Wednesday, May 26, 2010

Wyoming Tea Party.

c. David Grim (taken 5/26/08)

Want to do an interesting little experiment? Google "Wyoming Tea Party". You'll receive thousands of hits regarding the modern-day tax protesters that seem to dominate mainstream media outlets, despite their rather modest numbers. This will likely surprise no one who's been paying attention to national politics during the Obama era. What I find interesting is that a movement that often seems so ill informed about history and modern governance should have been able to completely supplant the legacy of a previous Wyoming Tea party.

Esther Hobart Morris was a tough-as-nails frontierswoman (and first female justice of the peace anywhere on Earth) who held her own exclusive tea party, inviting among the other guests two candidates for the Wyoming territorial legislature who promised her to back women's suffrage if they were elected.
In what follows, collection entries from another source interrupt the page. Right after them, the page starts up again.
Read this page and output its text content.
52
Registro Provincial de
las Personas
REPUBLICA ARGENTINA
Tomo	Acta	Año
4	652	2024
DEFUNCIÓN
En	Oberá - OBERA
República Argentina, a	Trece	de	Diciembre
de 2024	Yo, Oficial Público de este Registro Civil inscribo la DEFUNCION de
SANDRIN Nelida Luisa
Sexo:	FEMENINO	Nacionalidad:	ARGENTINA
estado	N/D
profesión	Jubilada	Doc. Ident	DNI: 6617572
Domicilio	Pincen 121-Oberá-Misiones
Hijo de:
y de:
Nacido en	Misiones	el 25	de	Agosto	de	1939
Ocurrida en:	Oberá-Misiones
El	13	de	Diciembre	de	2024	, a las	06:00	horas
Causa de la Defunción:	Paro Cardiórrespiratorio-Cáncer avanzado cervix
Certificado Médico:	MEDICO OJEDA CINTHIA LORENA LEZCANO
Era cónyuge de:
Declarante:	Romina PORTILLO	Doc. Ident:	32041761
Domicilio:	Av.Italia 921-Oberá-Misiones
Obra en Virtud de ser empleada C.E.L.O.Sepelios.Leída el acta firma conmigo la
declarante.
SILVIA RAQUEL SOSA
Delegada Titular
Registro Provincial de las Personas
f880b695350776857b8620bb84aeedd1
The vote was officially given to the fairer sex when the governor signed off on the legislation in 1869. Seventy-year-old Louisa Ann Swain became the first woman ever to cast a vote in a public election.

Interestingly some historians have speculated that this official recognition of women's rights was inspired by the dearth of females in the West. Surely a move to enfranchise women would be an enticement to those living in the East, a region that had a glut of eligible ladies after the long and bloody Civil War. But even if the motivation for this historic empowerment was sex, it shouldn't tarnish the accomplishment of a wily older chick who acquired for her sisters unprecedented power. It's just too bad the legacy of these early Wyoming settlers has been eclipsed by a simple GOP-backed opposition group.